3 TRUE != [1] TRUE. I think [1] TRUE is a logical vector of size 1 which first element is TRUE. 3 TRUE is (1x1) matrix row, which column "email" value is TRUE.
My problem is with consistency : either two objects of equal content but different types should be equal, or they should be different. I have a problem with "Sometimes there is type inference, and sometimes not". Is there a rule I can't see beyond this behavior ? (I guess there is one)
Another expression of the behavior I'd like to get is this one :
> unique(users$email) == "matt#damon.com"
[1] FALSE FALSE TRUE FALSE
> unique(users$email) == user["email"]
email
3 FALSE
Obviously R does get what I want (considering the fact that it gives me the matching row). But I can't explain (nor use) the result of the second statement.
Any explanations / thoughts?
in normal list situations
users$email == user[["email"]]
however in data.frames things get inconsistent/ a lot worse!
tdf=data.frame(matrix(1:100,10,10))
tdf[] # returns data.frame everything
tdf[1] # returns data.frame first column
tdf[1,1] # returns object as type of the object...
tdf[,1] # returns a vector of the first column
tdf[1,] # returns a data.frame of the first row # eeeeeugh... that is odd....
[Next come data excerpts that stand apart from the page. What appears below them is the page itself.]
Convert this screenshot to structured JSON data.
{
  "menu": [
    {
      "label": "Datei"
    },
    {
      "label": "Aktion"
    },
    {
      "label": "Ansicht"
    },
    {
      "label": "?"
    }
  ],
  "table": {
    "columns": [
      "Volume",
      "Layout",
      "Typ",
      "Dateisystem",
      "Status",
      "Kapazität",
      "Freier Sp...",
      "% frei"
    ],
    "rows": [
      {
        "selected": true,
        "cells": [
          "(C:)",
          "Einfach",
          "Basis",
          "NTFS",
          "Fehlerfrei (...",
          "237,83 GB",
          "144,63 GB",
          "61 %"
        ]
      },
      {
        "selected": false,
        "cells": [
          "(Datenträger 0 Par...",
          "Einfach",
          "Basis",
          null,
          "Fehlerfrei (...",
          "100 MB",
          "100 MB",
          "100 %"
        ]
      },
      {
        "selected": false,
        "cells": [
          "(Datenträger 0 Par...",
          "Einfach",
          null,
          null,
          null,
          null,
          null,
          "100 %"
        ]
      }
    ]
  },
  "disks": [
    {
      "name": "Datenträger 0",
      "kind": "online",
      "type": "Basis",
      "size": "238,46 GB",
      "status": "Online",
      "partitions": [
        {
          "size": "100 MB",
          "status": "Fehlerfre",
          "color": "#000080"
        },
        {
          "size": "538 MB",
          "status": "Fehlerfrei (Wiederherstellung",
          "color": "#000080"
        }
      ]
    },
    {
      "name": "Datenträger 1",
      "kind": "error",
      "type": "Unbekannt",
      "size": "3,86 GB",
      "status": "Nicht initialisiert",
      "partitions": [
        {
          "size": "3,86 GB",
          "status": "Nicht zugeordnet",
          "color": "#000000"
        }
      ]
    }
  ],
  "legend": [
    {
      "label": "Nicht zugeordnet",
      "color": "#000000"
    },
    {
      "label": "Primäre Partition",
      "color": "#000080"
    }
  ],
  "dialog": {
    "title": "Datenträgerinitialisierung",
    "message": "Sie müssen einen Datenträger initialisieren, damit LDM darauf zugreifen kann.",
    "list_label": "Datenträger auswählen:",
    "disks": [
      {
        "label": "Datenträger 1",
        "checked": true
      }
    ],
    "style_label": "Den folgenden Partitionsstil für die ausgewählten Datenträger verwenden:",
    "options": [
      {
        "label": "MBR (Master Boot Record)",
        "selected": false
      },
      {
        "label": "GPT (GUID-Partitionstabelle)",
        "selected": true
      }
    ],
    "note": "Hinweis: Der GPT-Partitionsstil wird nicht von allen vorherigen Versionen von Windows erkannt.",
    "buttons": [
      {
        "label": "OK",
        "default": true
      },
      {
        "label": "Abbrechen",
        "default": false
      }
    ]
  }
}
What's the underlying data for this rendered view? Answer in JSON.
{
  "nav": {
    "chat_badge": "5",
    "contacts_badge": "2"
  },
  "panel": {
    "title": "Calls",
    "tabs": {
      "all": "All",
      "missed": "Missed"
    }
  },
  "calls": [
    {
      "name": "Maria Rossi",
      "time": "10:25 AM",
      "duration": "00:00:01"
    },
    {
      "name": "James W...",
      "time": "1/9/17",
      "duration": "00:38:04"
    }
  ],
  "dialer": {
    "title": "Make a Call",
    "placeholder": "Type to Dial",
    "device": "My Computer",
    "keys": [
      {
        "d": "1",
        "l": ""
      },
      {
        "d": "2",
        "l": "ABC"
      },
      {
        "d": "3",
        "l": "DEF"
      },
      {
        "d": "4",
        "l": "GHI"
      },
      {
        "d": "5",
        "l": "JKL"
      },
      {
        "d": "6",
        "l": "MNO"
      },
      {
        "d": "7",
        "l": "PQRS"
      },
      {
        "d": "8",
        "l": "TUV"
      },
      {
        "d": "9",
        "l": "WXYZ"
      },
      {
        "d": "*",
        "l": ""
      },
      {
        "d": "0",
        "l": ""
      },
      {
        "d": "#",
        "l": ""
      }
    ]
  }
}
tdf[2:4] # returns a data.frame with 3 columns
tdf[1,2:4] # returns a data.frame of the first row of 3 colums
tdf[2:4,2:4] # returns a 3x3 data.frame
tdf[2:4,1] # returns a vector of 2:4 row and 1st column
tdf[,2:4] # returns a data.frame with 3 columns
then there is also the double [[]]
do note that in data.frames things get horribly annoying and fugly
tdf[[1]] # gives the first row as a vector
tdf[[1,1]] # gives first element
and pretty much all other combinations gives errors
and assigning stuff to a data.frame or matrix, is an even bigger mess!